Absolutely. Complaining about (or praising) MP3 is meaningless without also specifying the bit-rate (and to a lesser extent, the coding scheme) being used. The different coder designs aren't all equal either (see below), so you really should identify the specific coder being used, too.
High bit-rate MP3s are very hard to distinguish from the linear PCM source, by design. The proportion of people that can reliably detect artefacts is intentionally -- and demonstrably -- very, very small. The peer-reviewed research has been done and confirmed.
Conversely, low bit-rate MP3s tend to have more obvious artefacts that many will hear quite easily -- although a lot depends on the nature of the source material and how well it can mask the coding artefacts. A well-recorded talking book (single male speech) recording, for example, encoded at 128kbps may well sound perfectly acceptable and artefact-free, whereas a dynamic orchestral concerto at the same rate will probably sound pretty poor to many people.
Sure, the science is based on certain assumptions but these assumptions (and the corresponding algorithms) have been tested, verified and adapted several times over years before the format was finalized.
The really clever aspect to the MPEG codecs is that the specification only defines the way the replay decoder works. That intentionally leaves the door open to continual development of the encoders, so that as the understanding of the human auditory model improves, masking decisions determining which parts of the audio content are 'irrelevant information' and are therefore discarded, can be further optimised. All the encoder has to do is comply with the output data formatting expected by the receiving decoder. So different coder designers can make different decisions and prioritise different aspects in their algorithms.
And that's why certain people can hear stuff and other don't.
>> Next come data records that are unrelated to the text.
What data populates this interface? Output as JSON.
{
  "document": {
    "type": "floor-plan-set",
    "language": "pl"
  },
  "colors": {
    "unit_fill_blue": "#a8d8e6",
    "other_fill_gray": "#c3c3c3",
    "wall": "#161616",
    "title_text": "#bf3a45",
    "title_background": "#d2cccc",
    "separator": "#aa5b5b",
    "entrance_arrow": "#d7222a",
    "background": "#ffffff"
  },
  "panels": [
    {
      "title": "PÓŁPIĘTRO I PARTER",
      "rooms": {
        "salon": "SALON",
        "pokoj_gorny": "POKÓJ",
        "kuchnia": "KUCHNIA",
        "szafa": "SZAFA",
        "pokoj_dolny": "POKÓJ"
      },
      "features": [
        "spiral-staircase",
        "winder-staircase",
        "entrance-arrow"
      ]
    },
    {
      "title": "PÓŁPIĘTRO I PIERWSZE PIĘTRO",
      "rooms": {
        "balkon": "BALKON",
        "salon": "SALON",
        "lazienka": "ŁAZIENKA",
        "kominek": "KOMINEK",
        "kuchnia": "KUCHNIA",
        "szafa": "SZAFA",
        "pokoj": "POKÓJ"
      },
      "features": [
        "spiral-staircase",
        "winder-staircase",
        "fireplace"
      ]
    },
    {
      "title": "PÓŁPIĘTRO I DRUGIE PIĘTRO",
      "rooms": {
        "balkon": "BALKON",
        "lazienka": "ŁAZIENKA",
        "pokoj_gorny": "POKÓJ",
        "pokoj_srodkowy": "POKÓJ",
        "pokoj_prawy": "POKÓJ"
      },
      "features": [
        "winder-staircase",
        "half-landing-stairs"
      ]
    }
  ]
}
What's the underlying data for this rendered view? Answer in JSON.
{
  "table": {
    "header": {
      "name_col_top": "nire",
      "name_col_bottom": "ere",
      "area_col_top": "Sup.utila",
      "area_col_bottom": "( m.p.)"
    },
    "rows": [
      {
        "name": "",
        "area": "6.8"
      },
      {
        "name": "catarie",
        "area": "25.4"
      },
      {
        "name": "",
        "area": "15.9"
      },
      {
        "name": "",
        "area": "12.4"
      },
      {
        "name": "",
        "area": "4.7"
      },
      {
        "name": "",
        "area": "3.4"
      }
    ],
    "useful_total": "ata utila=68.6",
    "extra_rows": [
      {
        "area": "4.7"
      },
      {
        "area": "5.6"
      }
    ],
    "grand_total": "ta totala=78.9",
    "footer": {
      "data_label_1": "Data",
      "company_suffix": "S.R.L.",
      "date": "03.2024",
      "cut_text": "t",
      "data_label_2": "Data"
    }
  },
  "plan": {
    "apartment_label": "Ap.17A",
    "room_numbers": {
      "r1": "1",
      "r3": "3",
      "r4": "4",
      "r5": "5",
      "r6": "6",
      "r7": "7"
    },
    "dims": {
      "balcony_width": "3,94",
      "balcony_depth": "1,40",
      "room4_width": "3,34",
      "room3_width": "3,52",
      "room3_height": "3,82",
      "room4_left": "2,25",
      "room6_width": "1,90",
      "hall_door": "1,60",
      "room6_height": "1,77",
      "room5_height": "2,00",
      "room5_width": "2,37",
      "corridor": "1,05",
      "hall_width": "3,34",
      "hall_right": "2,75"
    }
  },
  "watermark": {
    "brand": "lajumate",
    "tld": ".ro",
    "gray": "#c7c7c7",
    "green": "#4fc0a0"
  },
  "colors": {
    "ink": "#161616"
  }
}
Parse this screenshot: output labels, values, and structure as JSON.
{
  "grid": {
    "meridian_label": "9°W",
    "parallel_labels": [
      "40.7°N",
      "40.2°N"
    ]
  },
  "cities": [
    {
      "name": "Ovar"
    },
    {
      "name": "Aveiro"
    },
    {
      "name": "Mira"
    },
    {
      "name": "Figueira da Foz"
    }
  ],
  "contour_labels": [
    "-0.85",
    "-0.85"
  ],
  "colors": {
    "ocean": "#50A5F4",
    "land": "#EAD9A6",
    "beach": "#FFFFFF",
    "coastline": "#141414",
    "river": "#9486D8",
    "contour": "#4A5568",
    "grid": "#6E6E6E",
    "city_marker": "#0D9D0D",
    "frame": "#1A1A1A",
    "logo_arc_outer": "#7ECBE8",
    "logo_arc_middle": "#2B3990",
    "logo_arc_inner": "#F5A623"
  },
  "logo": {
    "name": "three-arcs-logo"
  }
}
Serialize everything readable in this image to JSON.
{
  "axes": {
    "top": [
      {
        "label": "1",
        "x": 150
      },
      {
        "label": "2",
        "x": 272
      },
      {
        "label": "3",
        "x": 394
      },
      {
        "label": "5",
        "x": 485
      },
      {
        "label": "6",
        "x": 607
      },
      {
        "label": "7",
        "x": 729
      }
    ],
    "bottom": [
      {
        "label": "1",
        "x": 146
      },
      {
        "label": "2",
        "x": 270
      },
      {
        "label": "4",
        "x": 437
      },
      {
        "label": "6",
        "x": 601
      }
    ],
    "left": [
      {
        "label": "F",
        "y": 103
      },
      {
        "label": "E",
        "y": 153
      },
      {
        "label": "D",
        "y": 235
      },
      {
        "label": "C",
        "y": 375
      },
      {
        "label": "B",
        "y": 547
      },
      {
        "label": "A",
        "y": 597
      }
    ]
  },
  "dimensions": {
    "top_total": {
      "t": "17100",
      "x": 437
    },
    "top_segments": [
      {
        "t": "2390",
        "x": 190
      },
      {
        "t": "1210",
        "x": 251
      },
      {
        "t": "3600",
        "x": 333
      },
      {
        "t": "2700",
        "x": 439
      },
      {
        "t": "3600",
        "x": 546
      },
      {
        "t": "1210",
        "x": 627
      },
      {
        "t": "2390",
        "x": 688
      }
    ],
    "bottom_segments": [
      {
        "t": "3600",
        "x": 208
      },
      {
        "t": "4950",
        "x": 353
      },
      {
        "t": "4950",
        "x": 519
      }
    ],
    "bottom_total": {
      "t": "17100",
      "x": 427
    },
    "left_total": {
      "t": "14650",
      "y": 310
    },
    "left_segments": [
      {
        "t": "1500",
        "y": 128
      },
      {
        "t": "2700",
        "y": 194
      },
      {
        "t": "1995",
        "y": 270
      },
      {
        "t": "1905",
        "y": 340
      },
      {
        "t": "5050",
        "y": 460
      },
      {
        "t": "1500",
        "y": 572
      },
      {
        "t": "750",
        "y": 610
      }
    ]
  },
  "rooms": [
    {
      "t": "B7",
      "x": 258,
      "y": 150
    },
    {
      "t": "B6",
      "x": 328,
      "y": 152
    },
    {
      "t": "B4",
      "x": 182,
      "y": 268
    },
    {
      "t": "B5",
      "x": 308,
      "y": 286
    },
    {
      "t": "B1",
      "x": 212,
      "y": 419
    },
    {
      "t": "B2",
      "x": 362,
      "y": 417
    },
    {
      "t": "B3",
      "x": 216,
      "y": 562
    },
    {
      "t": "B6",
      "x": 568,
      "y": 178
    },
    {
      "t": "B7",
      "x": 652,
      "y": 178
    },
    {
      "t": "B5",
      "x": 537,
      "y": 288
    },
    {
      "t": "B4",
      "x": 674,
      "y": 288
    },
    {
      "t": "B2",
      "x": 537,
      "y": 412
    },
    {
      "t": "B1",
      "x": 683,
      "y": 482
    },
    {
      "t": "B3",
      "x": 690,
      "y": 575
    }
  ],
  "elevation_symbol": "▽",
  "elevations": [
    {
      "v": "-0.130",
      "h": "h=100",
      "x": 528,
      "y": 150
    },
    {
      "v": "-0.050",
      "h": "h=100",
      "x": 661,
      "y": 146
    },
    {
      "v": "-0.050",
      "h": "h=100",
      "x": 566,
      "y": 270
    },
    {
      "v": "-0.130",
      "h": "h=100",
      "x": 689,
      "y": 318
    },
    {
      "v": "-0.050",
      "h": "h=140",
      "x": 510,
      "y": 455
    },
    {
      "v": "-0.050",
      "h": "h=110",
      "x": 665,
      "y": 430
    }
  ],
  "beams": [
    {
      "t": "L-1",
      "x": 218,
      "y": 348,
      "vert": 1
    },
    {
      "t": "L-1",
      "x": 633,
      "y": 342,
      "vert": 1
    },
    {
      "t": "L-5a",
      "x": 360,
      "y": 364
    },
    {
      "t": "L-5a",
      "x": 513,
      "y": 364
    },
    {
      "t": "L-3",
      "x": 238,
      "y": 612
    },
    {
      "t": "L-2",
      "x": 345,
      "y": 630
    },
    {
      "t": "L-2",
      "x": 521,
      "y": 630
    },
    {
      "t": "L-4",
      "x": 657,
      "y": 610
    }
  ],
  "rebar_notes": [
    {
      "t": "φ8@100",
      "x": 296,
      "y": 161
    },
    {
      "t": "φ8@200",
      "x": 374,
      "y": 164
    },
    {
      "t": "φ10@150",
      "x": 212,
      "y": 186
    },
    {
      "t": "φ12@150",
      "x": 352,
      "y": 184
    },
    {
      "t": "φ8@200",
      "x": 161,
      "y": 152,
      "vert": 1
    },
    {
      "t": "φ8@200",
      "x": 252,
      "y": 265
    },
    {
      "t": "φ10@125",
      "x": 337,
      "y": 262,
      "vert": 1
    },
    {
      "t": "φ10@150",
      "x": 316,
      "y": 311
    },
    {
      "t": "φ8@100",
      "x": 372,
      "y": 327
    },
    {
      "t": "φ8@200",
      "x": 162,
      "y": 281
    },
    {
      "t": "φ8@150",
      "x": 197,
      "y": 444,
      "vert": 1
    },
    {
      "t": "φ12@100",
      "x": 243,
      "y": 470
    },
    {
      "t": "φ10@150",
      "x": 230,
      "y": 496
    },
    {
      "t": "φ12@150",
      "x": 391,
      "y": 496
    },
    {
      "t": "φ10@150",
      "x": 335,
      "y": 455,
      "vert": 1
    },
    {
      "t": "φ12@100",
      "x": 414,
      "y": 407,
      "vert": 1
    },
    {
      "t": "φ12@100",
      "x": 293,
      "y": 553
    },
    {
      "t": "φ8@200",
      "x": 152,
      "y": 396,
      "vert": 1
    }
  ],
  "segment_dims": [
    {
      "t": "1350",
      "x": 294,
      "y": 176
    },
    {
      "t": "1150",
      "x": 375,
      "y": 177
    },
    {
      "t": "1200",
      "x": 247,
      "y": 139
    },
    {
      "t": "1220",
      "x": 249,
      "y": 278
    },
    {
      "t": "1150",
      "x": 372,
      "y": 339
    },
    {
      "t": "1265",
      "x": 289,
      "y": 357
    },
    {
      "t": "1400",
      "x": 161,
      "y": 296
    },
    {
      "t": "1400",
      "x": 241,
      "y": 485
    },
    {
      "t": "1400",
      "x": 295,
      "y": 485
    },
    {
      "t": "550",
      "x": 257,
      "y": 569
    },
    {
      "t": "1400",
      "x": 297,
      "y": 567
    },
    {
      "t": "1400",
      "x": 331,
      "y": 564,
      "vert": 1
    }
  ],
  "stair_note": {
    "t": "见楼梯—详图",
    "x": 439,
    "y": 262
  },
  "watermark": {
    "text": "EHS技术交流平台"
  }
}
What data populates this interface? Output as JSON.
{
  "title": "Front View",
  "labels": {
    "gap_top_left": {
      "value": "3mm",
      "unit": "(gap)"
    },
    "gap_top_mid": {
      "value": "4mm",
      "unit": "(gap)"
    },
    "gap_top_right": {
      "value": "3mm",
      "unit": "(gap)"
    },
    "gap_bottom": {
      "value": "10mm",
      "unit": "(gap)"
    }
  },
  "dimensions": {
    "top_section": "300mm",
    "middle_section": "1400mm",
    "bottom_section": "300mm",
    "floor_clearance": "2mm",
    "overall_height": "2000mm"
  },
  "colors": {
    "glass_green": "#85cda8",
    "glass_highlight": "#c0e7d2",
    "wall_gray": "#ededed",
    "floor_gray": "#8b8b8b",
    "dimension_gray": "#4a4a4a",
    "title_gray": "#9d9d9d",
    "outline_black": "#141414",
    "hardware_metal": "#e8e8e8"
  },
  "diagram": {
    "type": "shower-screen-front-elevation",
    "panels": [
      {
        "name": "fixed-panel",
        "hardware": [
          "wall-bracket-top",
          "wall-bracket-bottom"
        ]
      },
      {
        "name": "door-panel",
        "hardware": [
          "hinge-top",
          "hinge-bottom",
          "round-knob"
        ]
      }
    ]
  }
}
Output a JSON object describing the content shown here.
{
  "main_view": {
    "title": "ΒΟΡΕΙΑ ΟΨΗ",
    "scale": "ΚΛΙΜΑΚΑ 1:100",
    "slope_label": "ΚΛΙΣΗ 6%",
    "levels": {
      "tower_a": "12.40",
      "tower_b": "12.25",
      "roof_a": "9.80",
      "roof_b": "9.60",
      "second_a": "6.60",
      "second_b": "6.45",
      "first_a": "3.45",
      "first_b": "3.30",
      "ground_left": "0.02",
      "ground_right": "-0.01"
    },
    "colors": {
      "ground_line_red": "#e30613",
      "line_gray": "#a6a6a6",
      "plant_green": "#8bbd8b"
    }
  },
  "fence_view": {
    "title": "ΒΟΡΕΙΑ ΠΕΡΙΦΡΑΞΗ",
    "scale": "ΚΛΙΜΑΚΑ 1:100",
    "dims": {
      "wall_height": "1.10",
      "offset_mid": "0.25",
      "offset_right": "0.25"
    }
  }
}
It's the familiar Gaussian or normal distribution model. The vast majority of people's hearing acuity sits in the middle of the curve. As you move out towards those with better or poorer hearing than 'average' their number rapidly diminishes, but there will always be some who are significantly better or worse than the 'average'. I don't know the exact percentiles for the different MP3 bit-rates but, it is designed to work for most people, most of the time... and it does that very well.
After many years of adoption, it seems that with a good encoder, a 256/320kps bitrate is definitely good enough, and 128kps holds water in many cases for most people, as theorized. No surprise most people don't complain!